I didn’t always love meditation. When I was first introduced, I actually disliked it. My relationship to it has changed over the years, as I’ve found practices that work well for me. Today, I sit every day, teach meditation with One Mind Dharma, and record regular guided meditations for our community across the world.
The Introduction to Practice
I was introduced to practice at a fairly young age. In my early teens, while I was struggling with depression and drug abuse, my dad gave me a book by the Vietnamese Zen teacher Thich Nhat Hanh. The book, The Miracle of Mindfulness hit me hard. I loved the ideas shared, the simplicity of it, and how pragmatic it seemed. However, I didn’t really put it into use.
Somewhere in my head, I thought that reading about these practices would benefit me without any further effort on my part. This is unfortunately a trap I still fall into. We can read, learn all the teachings, or know everything about a practice, but we also need to actually practice.

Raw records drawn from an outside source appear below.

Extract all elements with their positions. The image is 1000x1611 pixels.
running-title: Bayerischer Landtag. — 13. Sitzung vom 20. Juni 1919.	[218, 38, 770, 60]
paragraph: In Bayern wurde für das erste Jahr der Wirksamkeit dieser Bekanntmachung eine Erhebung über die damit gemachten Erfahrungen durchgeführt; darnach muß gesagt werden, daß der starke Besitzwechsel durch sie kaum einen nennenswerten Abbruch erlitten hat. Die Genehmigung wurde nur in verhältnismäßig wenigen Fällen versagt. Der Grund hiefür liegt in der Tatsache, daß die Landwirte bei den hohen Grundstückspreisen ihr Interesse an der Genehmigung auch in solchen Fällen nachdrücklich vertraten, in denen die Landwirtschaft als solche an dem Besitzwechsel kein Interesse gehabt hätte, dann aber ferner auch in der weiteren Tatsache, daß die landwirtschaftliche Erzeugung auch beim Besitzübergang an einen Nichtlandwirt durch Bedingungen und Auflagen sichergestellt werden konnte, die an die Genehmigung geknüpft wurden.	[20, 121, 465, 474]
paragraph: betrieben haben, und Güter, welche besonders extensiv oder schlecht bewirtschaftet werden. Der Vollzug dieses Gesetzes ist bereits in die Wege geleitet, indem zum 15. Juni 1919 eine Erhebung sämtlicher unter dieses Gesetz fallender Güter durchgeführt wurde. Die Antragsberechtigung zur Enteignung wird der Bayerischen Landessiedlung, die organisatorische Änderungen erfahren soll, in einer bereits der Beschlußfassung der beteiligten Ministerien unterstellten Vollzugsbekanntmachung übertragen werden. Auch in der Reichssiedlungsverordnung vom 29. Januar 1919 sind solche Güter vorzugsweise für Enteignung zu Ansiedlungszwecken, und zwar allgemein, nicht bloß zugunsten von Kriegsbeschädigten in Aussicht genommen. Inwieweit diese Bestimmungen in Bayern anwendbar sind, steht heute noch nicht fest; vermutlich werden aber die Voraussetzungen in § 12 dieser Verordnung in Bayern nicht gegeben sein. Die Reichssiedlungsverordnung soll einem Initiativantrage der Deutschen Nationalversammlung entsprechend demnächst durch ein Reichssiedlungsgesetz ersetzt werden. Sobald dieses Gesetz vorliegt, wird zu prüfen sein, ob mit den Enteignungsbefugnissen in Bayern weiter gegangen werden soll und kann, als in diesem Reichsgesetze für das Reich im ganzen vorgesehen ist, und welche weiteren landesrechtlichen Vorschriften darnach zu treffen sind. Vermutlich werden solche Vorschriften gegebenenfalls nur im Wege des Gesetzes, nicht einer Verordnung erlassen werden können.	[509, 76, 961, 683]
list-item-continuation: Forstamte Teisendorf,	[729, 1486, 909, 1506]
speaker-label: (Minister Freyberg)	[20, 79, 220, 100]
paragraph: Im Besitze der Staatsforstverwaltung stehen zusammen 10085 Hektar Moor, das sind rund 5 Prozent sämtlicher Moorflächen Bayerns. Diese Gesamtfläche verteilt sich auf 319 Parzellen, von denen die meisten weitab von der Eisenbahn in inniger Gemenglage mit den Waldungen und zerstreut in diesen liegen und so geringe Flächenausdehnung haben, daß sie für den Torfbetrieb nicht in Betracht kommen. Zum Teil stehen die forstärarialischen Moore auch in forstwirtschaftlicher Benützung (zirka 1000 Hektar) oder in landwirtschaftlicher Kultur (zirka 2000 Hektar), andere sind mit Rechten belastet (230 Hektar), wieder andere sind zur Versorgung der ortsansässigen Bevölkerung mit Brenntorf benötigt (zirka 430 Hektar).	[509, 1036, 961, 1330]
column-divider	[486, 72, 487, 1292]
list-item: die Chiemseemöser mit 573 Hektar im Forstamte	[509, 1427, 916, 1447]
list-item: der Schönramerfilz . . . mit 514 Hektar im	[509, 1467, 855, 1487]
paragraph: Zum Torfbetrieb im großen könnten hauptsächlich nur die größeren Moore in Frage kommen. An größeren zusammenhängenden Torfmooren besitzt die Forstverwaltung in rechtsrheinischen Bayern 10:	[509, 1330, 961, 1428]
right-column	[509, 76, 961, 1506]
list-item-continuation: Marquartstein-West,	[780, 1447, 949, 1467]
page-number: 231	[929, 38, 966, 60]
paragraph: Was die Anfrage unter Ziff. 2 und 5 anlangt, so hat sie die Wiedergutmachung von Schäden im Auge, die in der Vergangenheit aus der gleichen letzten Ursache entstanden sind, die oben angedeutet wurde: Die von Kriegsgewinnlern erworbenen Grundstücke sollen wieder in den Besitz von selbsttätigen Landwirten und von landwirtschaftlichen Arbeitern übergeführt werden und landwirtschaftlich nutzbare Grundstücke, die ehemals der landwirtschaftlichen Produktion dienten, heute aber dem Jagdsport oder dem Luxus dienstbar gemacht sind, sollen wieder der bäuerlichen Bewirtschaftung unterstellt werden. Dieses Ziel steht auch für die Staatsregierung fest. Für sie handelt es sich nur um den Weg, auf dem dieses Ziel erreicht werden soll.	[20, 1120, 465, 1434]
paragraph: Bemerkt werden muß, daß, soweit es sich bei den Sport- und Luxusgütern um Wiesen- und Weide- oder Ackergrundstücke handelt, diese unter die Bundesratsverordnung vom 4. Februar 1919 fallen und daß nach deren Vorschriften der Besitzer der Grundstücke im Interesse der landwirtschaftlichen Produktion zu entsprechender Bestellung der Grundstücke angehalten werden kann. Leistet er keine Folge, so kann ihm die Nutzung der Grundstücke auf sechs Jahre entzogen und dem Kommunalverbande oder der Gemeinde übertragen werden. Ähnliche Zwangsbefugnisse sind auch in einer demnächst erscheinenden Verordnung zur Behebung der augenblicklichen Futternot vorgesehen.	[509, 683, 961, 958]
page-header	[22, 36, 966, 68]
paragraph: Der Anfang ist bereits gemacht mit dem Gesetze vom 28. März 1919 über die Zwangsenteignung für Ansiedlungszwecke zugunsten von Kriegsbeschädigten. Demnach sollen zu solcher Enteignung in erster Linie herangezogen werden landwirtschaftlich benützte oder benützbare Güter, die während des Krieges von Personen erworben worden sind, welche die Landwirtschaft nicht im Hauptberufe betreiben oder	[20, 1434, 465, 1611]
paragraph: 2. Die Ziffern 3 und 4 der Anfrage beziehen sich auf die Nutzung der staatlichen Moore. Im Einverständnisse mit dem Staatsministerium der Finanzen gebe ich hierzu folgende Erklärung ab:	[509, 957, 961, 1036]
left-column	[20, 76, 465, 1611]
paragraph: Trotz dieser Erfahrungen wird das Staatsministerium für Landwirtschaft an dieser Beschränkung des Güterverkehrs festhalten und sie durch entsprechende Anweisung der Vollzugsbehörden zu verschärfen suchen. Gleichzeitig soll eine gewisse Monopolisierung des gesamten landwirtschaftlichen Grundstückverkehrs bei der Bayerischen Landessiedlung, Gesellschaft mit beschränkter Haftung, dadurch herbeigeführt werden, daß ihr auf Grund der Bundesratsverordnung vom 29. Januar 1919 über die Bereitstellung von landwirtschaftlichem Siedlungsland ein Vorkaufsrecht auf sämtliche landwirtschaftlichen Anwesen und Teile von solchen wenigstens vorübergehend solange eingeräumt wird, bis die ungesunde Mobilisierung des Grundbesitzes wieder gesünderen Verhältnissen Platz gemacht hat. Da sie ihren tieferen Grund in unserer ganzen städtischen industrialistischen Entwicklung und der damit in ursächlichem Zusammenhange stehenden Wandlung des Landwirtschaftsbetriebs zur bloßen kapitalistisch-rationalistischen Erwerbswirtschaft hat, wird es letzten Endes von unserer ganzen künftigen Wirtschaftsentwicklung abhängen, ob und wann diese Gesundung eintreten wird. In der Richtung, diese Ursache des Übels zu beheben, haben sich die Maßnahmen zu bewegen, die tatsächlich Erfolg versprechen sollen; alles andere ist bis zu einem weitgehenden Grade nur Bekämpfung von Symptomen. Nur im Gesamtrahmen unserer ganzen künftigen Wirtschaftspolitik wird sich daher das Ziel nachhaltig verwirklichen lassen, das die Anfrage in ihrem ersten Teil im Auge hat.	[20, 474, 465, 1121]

Although I didn’t utilize what I was learning, I do think that this experience really planted the seed that I began watering years down the road.
Meditating while Using Drugs
When I was in college in Oregon, I sat with a meditation group in Portland. I was using drugs and drinking regularly, and using meditation as a way to try to fix myself. Rather than looking at my addiction, I tried everything I could to get better. It reminds me of the words on page 31 of the Big Book of Alcoholics Anonymous:
Here are some of the methods we have tried: Drinking beer only, limiting the number of drinks, never drinking alone, never drinking in the morning, drinking only at home, never having it in the house, never drinking during business hours, drinking only at parties, switching from scotch to brandy, drinking only natural wines, agreeing to resign if ever drunk on the job, taking a trip, not taking a trip, swearing off forever (with and without a solemn oath), taking more physical exercise, reading inspirational books, going to health farms and sanitariums, accepting voluntary commitment to asylums — we could increase the list ad infinitum.
This was definitely my experience. My intention behind practicing was to relieve some suffering, but it was really a way of trying to fix myself without addressing my behavior. This led me to eventually realize another important truth: we have to act in a wholesome way if we are to have a fruitful meditation practice. Jack Kornfield often says that it is difficult to meditate after a day of murdering. Although this is a dramatic saying, it’s true. When we are acting in unwholesome ways, practice can be quite difficult.
When I got sober, I was super active in twelve-step recovery. However, as an atheist, it didn’t really click with me super well. I turned toward a meditation center I found called Insight LA in Santa Monica. Although they weren’t recovery-based groups, these meditation classes and sitting groups helped me build a foundation for my recovery.
After a few months, I found Against the Stream Buddhist Meditation Society, also in Santa Monica. I began attending regularly, and they had a specific Buddhist recovery group. This later evolved years later to become Refuge Recovery. What I found with meditation practice was a way to connect with myself, with growth, and with the relieving of suffering. I was grabbed immediately by the Buddhist recovery program when a teacher said that we all have the power and potential to relieve ourselves of the suffering caused by addiction.
Through my practice, I began to see more clearly the reactions that caused suffering and pain. Through mindfulness, compassion, and concentration practices, I have been able to work with impulsivity, anger, resentment, and many more responses that cause harm.
Today, I teach meditation in Northern California. We just opened a donation-based meditation center, teach at addiction treatment centers, and lead Refuge Recovery groups. Although I don’t think meditation clicks for everyone in the same way it has clicked for me, it’s beautiful to have the opportunity to give this offering to the community.
My experience with meditation has gone through many phases, and today it is the foundation of my life and recovery. It takes practice, continuity, and love. I don’t always want to meditate, but I do it anyway. This is part of life and part of recovery. Sometimes I am excited to meditate, and other times I dread it. Either way, I suit up and show up for my practice. I do this because I see the benefits in my daily life, interactions with other, and behavior in the world.